It may sound strange to hear, but many people are programmed for failure. We come up with all sorts of rationalizations, but what it really comes down to is that we are used to not succeeding. We learn all kinds of habits that defeat us, from putting off work over and over again to repeating self-defeating predictions to ourselves until they become self-fulfilling prophecies. Success coaching is a simple idea, but a powerful one: by focusing on learning the techniques, habits, and skills of success, we can all become more productive, successful, and happy people.
Of course, the idea of success coaching isn't exactly new. As matter of fact, it has its antecedents in many disciplines of psychology. Freud himself did a lot of work on the self-defeating and self-undermining attitudes that so many people have. He had his own theory about why they occur, as other psychologists had their own theories. The success coach doesn't focus so much on the theories as on the behaviors themselves. In success coaching, we don't really try to look for the underlying causes, but find out the ways you can break through the behaviors.
I have only been successful for a short time, and I spent many years as an extremely unproductive, unsuccessful person. I had friends who are life coaches and even knew a few people who were involved in this success movement, but none of them really rubbed off on me. Ultimately, I have always been the kind of person who has to make his own mistakes. I only got into success coaching after everything else failed for me.
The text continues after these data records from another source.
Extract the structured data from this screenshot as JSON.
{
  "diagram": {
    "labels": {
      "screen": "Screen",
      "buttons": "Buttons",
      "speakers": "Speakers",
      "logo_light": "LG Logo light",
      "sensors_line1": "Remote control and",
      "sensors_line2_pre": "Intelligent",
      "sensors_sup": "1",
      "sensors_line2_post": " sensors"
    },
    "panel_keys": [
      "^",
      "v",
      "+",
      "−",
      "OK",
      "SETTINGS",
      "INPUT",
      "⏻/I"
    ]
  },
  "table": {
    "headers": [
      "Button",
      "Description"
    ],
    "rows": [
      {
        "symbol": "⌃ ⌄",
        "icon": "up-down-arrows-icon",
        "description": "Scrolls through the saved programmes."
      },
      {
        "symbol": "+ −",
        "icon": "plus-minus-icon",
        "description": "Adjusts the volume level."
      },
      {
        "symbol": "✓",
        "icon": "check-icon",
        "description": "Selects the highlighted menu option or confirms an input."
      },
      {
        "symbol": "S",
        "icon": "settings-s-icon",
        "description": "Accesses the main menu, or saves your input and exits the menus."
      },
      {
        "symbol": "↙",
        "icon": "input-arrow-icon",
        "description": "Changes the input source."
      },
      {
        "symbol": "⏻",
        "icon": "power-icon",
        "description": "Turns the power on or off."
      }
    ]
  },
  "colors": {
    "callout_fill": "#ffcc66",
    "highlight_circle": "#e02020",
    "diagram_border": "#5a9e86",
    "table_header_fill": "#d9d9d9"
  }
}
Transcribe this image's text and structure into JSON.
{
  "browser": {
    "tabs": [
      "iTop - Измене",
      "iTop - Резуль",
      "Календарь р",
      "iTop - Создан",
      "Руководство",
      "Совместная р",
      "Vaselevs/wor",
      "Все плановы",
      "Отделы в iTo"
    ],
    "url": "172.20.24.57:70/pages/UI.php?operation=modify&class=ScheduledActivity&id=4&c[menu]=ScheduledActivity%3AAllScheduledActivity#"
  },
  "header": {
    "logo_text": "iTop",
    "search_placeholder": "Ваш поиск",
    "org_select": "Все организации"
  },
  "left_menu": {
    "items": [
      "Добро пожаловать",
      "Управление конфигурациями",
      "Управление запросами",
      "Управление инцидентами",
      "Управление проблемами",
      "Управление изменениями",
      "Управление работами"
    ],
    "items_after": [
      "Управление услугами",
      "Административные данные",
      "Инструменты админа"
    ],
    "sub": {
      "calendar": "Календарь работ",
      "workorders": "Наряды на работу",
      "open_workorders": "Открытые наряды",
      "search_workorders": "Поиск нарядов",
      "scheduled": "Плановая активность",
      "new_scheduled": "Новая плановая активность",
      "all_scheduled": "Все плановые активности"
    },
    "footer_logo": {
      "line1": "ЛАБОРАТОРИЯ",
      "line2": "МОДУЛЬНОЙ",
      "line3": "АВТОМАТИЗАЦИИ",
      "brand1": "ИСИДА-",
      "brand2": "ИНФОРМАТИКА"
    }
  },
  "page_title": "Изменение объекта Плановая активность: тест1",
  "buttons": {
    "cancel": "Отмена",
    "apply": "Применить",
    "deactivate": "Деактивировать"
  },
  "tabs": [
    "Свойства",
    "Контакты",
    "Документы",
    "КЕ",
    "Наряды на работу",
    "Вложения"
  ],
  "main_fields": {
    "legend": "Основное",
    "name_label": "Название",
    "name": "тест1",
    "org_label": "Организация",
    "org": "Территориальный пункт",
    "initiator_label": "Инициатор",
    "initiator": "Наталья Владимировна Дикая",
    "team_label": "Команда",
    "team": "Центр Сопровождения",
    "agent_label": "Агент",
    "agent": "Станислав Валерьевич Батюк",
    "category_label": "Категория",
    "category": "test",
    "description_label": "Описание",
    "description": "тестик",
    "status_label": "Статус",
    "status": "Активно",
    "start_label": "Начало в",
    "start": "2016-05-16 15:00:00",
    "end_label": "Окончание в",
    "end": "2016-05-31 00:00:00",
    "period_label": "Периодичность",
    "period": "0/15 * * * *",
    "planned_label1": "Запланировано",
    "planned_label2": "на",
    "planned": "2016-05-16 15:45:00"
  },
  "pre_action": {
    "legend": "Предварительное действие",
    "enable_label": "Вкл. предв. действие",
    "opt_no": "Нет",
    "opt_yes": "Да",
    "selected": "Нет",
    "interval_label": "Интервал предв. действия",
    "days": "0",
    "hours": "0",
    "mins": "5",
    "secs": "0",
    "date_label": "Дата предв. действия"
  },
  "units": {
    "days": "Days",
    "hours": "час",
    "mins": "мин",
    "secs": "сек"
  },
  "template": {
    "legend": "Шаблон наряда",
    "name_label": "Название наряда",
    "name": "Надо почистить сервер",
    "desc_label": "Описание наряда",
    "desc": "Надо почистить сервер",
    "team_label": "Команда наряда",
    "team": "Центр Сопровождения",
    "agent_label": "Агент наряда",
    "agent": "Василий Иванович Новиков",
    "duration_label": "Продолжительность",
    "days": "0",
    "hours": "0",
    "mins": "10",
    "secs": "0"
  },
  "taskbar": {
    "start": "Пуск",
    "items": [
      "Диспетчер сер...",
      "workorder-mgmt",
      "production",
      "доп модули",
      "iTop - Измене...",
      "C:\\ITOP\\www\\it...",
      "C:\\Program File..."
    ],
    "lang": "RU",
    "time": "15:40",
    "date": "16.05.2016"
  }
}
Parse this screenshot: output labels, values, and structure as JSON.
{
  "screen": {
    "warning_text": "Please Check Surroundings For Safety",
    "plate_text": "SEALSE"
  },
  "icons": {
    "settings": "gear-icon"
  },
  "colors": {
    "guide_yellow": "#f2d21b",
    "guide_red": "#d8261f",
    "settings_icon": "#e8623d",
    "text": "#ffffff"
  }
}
When I finally hit bottom, I knew that I had to take a stand and change things. I looked at my own life my own habits and made a list of everything I do wrong and everything I do right. Then I systematically decided how I was going to take the wrong and turn it right.
Of course I'm making things sound simpler than they are. For me, success coaching was quite a struggle. As a matter of fact, it took me a few years to get my life back on track. By the time that I realized there were success coaches out there and that I could get the training myself, I had already worked through most of the basic principles on my own. In some ways, this made it a deeper lesson. You can learn a lot from other people, but sometimes having to figure things out yourself makes the message that much more profound. Nonetheless, sometimes I wish that I had had someone step in in those early years and tell me what to do. It would have saved me a lot of time and struggle if nothing else.